Your foundation crew will not be so freaking happy with your work. You are not a pro. Be honest with them, and accept it.

Its ok. They can fix it.

Ransom
Ransom UltimaDork
3/16/20 11:53 a.m.
SVreX said:

I wish you had 20 acres to practice on. 

Me too. Thanks for the tips!

I guess it'll become more obvious as I practice, but I guess I'll just have to see what my tolerances look like as I get there, and if I can't keep them tight enough, I'll have to finish by hand. Which would suck, but not as much as having the garage settle a bunch.

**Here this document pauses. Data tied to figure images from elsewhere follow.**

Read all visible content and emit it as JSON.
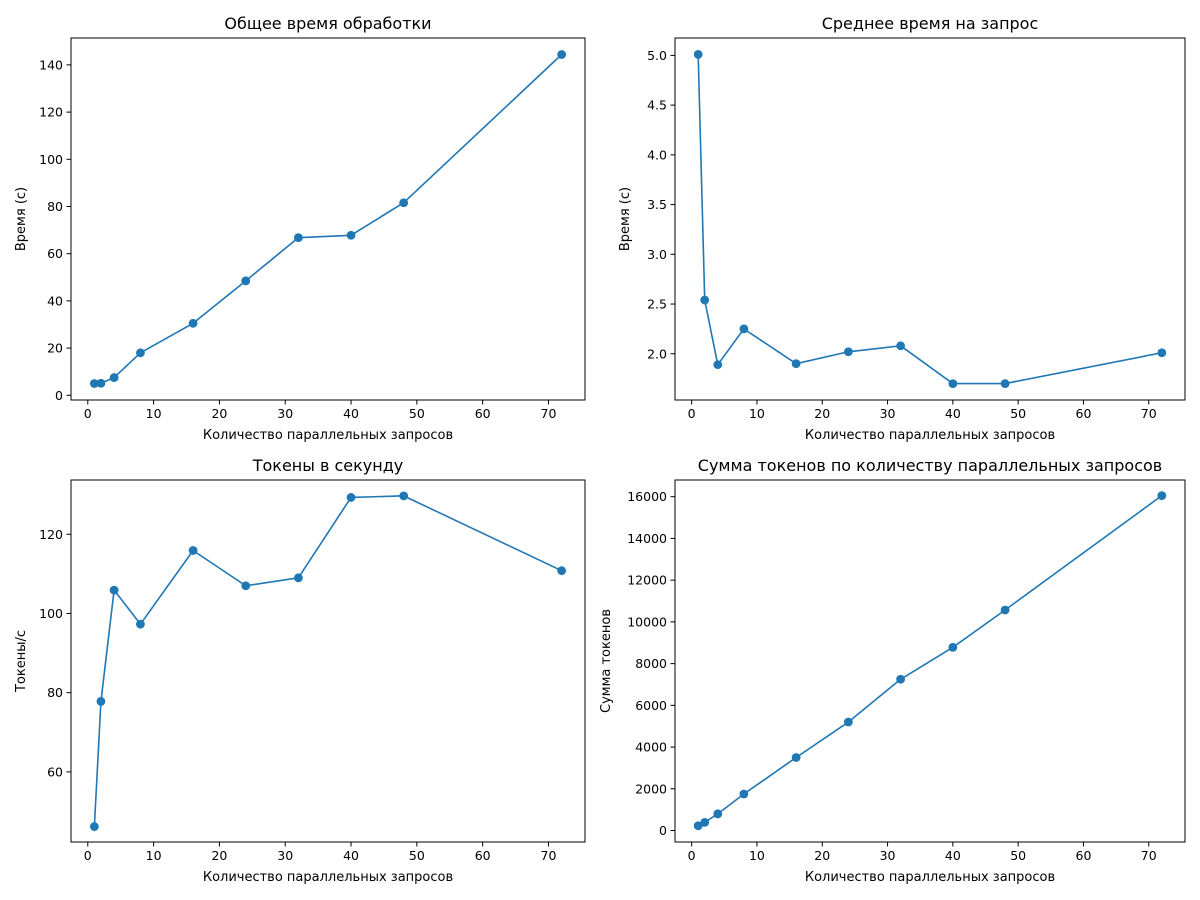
{
  "chart_data": [
    {
      "type": "line",
      "title": "Общее время обработки",
      "xlabel": "Количество параллельных запросов",
      "ylabel": "Время (с)",
      "xlim": [
        -2.55,
        75.55
      ],
      "ylim": [
        -2.0,
        151.4
      ],
      "xticks": [
        0,
        10,
        20,
        30,
        40,
        50,
        60,
        70
      ],
      "yticks": [
        0,
        20,
        40,
        60,
        80,
        100,
        120,
        140
      ],
      "color": "#1f77b4",
      "grid": false,
      "markers": true,
      "series": [
        {
          "x": [
            1,
            2,
            4,
            8,
            16,
            24,
            32,
            40,
            48,
            72
          ],
          "y": [
            5.0,
            5.1,
            7.5,
            18.0,
            30.5,
            48.5,
            66.8,
            67.8,
            81.6,
            144.4
          ]
        }
      ]
    },
    {
      "type": "line",
      "title": "Среднее время на запрос",
      "xlabel": "Количество параллельных запросов",
      "ylabel": "Время (с)",
      "xlim": [
        -2.55,
        75.55
      ],
      "ylim": [
        1.535,
        5.175
      ],
      "xticks": [
        0,
        10,
        20,
        30,
        40,
        50,
        60,
        70
      ],
      "yticks": [
        2.0,
        2.5,
        3.0,
        3.5,
        4.0,
        4.5,
        5.0
      ],
      "ytick_labels": [
        "2.0",
        "2.5",
        "3.0",
        "3.5",
        "4.0",
        "4.5",
        "5.0"
      ],
      "color": "#1f77b4",
      "grid": false,
      "markers": true,
      "series": [
        {
          "x": [
            1,
            2,
            4,
            8,
            16,
            24,
            32,
            40,
            48,
            72
          ],
          "y": [
            5.01,
            2.54,
            1.89,
            2.25,
            1.9,
            2.02,
            2.08,
            1.7,
            1.7,
            2.01
          ]
        }
      ]
    },
    {
      "type": "line",
      "title": "Токены в секунду",
      "xlabel": "Количество параллельных запросов",
      "ylabel": "Токены/с",
      "xlim": [
        -2.55,
        75.55
      ],
      "ylim": [
        42.3,
        133.7
      ],
      "xticks": [
        0,
        10,
        20,
        30,
        40,
        50,
        60,
        70
      ],
      "yticks": [
        60,
        80,
        100,
        120
      ],
      "color": "#1f77b4",
      "grid": false,
      "markers": true,
      "series": [
        {
          "x": [
            1,
            2,
            4,
            8,
            16,
            24,
            32,
            40,
            48,
            72
          ],
          "y": [
            46.2,
            77.8,
            105.9,
            97.3,
            115.9,
            107.0,
            109.0,
            129.3,
            129.7,
            110.8
          ]
        }
      ]
    },
    {
      "type": "line",
      "title": "Сумма токенов по количеству параллельных запросов",
      "xlabel": "Количество параллельных запросов",
      "ylabel": "Сумма токенов",
      "xlim": [
        -2.55,
        75.55
      ],
      "ylim": [
        -550,
        16800
      ],
      "xticks": [
        0,
        10,
        20,
        30,
        40,
        50,
        60,
        70
      ],
      "yticks": [
        0,
        2000,
        4000,
        6000,
        8000,
        10000,
        12000,
        14000,
        16000
      ],
      "color": "#1f77b4",
      "grid": false,
      "markers": true,
      "series": [
        {
          "x": [
            1,
            2,
            4,
            8,
            16,
            24,
            32,
            40,
            48,
            72
          ],
          "y": [
            230,
            390,
            800,
            1750,
            3500,
            5200,
            7250,
            8780,
            10570,
            16050
          ]
        }
      ]
    }
  ]
}
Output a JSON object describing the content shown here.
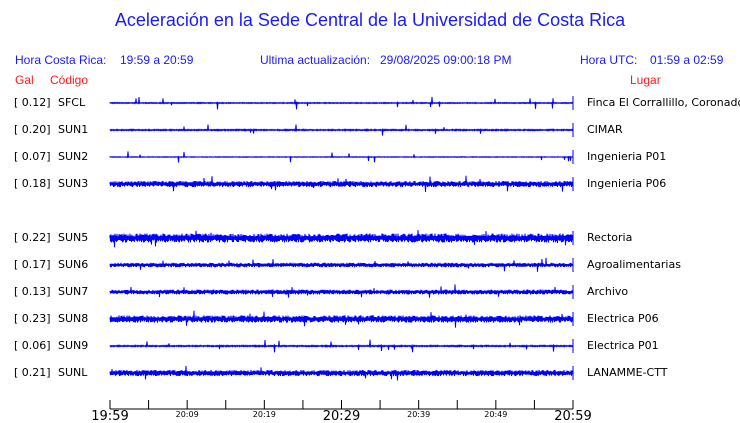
{
  "chart_data": {
    "type": "line",
    "title": "Aceleración en la Sede Central de la Universidad de Costa Rica",
    "header": {
      "local_label": "Hora Costa Rica:",
      "local_range": "19:59 a 20:59",
      "update_label": "Ultima actualización:",
      "update_value": "29/08/2025 09:00:18 PM",
      "utc_label": "Hora UTC:",
      "utc_range": "01:59 a 02:59"
    },
    "columns": {
      "gal": "Gal",
      "code": "Código",
      "place": "Lugar"
    },
    "stations": [
      {
        "gal": "[   0.12]",
        "code": "SFCL",
        "place": "Finca El Corrallillo, Coronado",
        "noise": 0.3
      },
      {
        "gal": "[   0.20]",
        "code": "SUN1",
        "place": "CIMAR",
        "noise": 0.4
      },
      {
        "gal": "[   0.07]",
        "code": "SUN2",
        "place": "Ingenieria P01",
        "noise": 0.2
      },
      {
        "gal": "[   0.18]",
        "code": "SUN3",
        "place": "Ingenieria P06",
        "noise": 2
      },
      {
        "gal": "[   0.22]",
        "code": "SUN5",
        "place": "Rectoria",
        "noise": 3
      },
      {
        "gal": "[   0.17]",
        "code": "SUN6",
        "place": "Agroalimentarias",
        "noise": 1.5
      },
      {
        "gal": "[   0.13]",
        "code": "SUN7",
        "place": "Archivo",
        "noise": 1.6
      },
      {
        "gal": "[   0.23]",
        "code": "SUN8",
        "place": "Electrica P06",
        "noise": 2.4
      },
      {
        "gal": "[   0.06]",
        "code": "SUN9",
        "place": "Electrica P01",
        "noise": 0.4
      },
      {
        "gal": "[   0.21]",
        "code": "SUNL",
        "place": "LANAMME-CTT",
        "noise": 2
      }
    ],
    "x_ticks_major": [
      "19:59",
      "20:29",
      "20:59"
    ],
    "x_ticks_minor": [
      "20:09",
      "20:19",
      "20:39",
      "20:49"
    ],
    "trace_color": "#0000ff"
  }
}
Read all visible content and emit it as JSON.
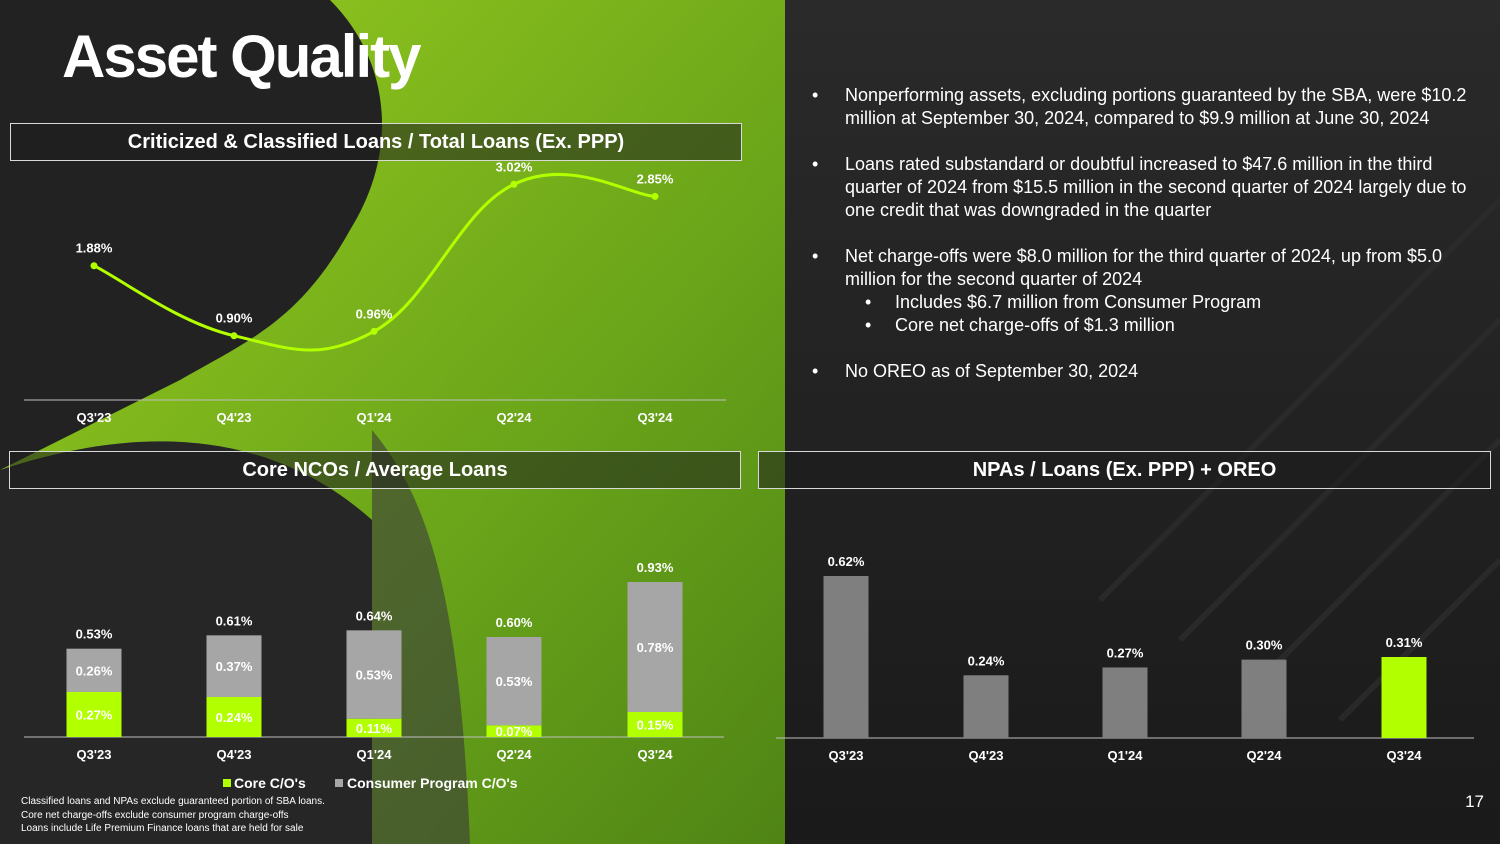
{
  "title": "Asset Quality",
  "colors": {
    "accent": "#b2ff00",
    "bar_gray": "#7f7f7f",
    "light_gray": "#a6a6a6",
    "background": "#222222"
  },
  "bullets": [
    {
      "text": "Nonperforming assets, excluding portions guaranteed by the SBA, were $10.2 million at September 30, 2024, compared to $9.9 million at June 30, 2024",
      "subs": []
    },
    {
      "text": "Loans rated substandard or doubtful increased to $47.6 million in the third quarter of 2024 from $15.5 million in the second quarter of 2024 largely due to one credit that was downgraded in the quarter",
      "subs": []
    },
    {
      "text": "Net charge-offs were $8.0 million for the third quarter of 2024, up from $5.0 million for the second quarter of 2024",
      "subs": [
        "Includes $6.7 million from Consumer Program",
        "Core net charge-offs of $1.3 million"
      ]
    },
    {
      "text": "No OREO as of September 30, 2024",
      "subs": []
    }
  ],
  "footnotes": [
    "Classified loans and NPAs exclude guaranteed portion of SBA loans.",
    "Core net charge-offs exclude consumer program charge-offs",
    "Loans include Life Premium Finance loans that are held for sale"
  ],
  "page_number": "17",
  "chart_data": [
    {
      "type": "line",
      "title": "Criticized & Classified Loans / Total Loans (Ex. PPP)",
      "categories": [
        "Q3'23",
        "Q4'23",
        "Q1'24",
        "Q2'24",
        "Q3'24"
      ],
      "series": [
        {
          "values": [
            1.88,
            0.9,
            0.96,
            3.02,
            2.85
          ]
        }
      ],
      "data_labels": [
        "1.88%",
        "0.90%",
        "0.96%",
        "3.02%",
        "2.85%"
      ],
      "line_color": "#b2ff00",
      "smooth": true,
      "ylim": [
        0,
        3.5
      ],
      "grid": false
    },
    {
      "type": "bar",
      "stacked": true,
      "title": "Core NCOs / Average Loans",
      "categories": [
        "Q3'23",
        "Q4'23",
        "Q1'24",
        "Q2'24",
        "Q3'24"
      ],
      "series": [
        {
          "name": "Core C/O's",
          "values": [
            0.27,
            0.24,
            0.11,
            0.07,
            0.15
          ],
          "labels": [
            "0.27%",
            "0.24%",
            "0.11%",
            "0.07%",
            "0.15%"
          ],
          "color": "#b2ff00"
        },
        {
          "name": "Consumer Program C/O's",
          "values": [
            0.26,
            0.37,
            0.53,
            0.53,
            0.78
          ],
          "labels": [
            "0.26%",
            "0.37%",
            "0.53%",
            "0.53%",
            "0.78%"
          ],
          "color": "#a6a6a6"
        }
      ],
      "totals": [
        "0.53%",
        "0.61%",
        "0.64%",
        "0.60%",
        "0.93%"
      ],
      "legend": "bottom",
      "ylim": [
        0,
        1.0
      ],
      "grid": false
    },
    {
      "type": "bar",
      "title": "NPAs / Loans (Ex. PPP) + OREO",
      "categories": [
        "Q3'23",
        "Q4'23",
        "Q1'24",
        "Q2'24",
        "Q3'24"
      ],
      "values": [
        0.62,
        0.24,
        0.27,
        0.3,
        0.31
      ],
      "labels": [
        "0.62%",
        "0.24%",
        "0.27%",
        "0.30%",
        "0.31%"
      ],
      "colors": [
        "#7f7f7f",
        "#7f7f7f",
        "#7f7f7f",
        "#7f7f7f",
        "#b2ff00"
      ],
      "ylim": [
        0,
        0.7
      ],
      "grid": false
    }
  ]
}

I wonder how far they are from fly by wire excavators allowing a "straight pull" lever that automates mixing elbow and lift to make a straight line.

Oh! Guessing I can trade efficiency for caution by scooping from near the bottom of travel back toward me, so I only get the upward part of the scallop? I don't want to surrender before I start, but an excavator at 1/3 speed is still faster and easier than a shovel...

SVreX
SVreX MegaDork
3/16/20 11:54 a.m.

Pretty sure you will have to have architectural plans to build in Portland.  These will determine footing thicknesses, depth, etc.

But your frost line in Portland is 18".  That means anything you dig will HAVE to be a MINIMUM of 2' deep. The low side of your excavation will be that deep- as the grade rises, your footings will be deeper (and will step up)

Ransom
Ransom UltimaDork
3/16/20 12:02 p.m.
SVreX said:

One other note...

Your foundation crew will not be so freaking happy with your work. You are not a pro. Be honest with them, and accept it.

Its ok. They can fix it.

I can live with that. I'm DIYing what I can, and I'm happy to pay pros for the stuff I need to have them do, including the extra work I create.